Our study has strength in the relatively robust sample size and the long period of follow-up. The limitations of the study however lie in the retrospective nature lending to an inherent selection bias and the absence of a control group. Conducting a randomised controlled clinical trial however is not feasible as with-holding treatment for CNV in the current era of effective anti-VEGF therapy is not viable. Furthermore, given that angioid streaks are rare, large-scale prospective trials are also difficult to conduct.

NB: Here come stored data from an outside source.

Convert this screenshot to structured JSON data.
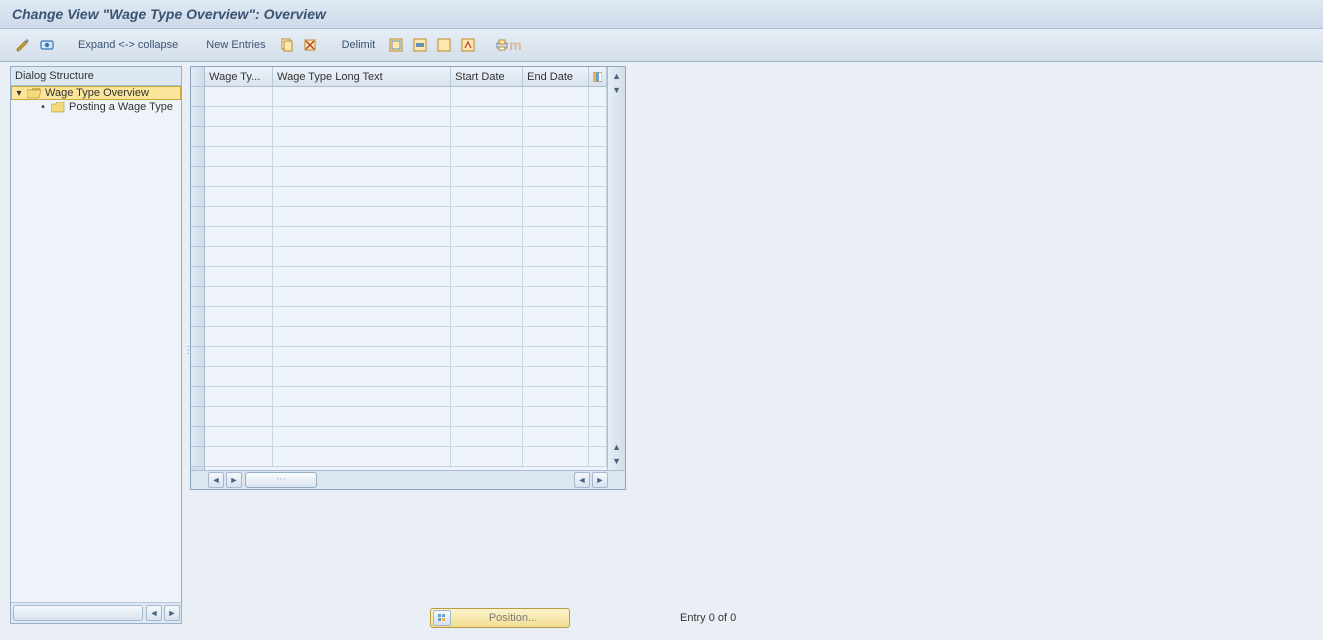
{
  "title": "Change View \"Wage Type Overview\": Overview",
  "toolbar": {
    "expand_collapse": "Expand <-> collapse",
    "new_entries": "New Entries",
    "delimit": "Delimit",
    "watermark": "m"
  },
  "tree": {
    "header": "Dialog Structure",
    "items": [
      {
        "label": "Wage Type Overview",
        "level": 0,
        "open": true,
        "active": true
      },
      {
        "label": "Posting a Wage Type",
        "level": 1,
        "open": false,
        "active": false
      }
    ]
  },
  "table": {
    "columns": {
      "c1": "Wage Ty...",
      "c2": "Wage Type Long Text",
      "c3": "Start Date",
      "c4": "End Date"
    },
    "row_count": 19
  },
  "footer": {
    "position_label": "Position...",
    "entry_text": "Entry 0 of 0"
  }
}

CNV secondary to angioid streaks is a chronic disease and remains a therapeutic challenge. The perplexity in management arises from the younger demographic that is affected, coupled with the high rate of recurrence and the natural progression of fibrosis and atrophic changes. Treatment with anti-VEGF therapy however is safe and effective in stabilising and slowing the progression of the disease. Our findings emphasise the need for close follow-up in the long term to be able to detect early recurrence and treat promptly. Furthermore, close monitoring of the contralateral eye is also crucial in preserving vision.

Summary

Anti-VEGF therapy is effective at stabilising choroidal neovascularisations in angioid streaks, however long-term data shows a high rate of recurrence and gradual decline in vision over time. Furthermore, subfoveal CNV have worse visual outcome compared with juxtafoveal and extrafoveal CNV.

What was known before

  • Anti-VEGF therapy is effective for CNV for AMD.

  • Limited evidence shows efficacy of anti-VEGF for CNV secondary to angled streaks.

What this study adds

  • Shows what the long-term effects of anti-VEGF for CNV secondary to angioid streaks.

  • Despite treatment, there is a gradual decline in VA from baseline in CNV secondary to angioid streak treated with anti-VEGF.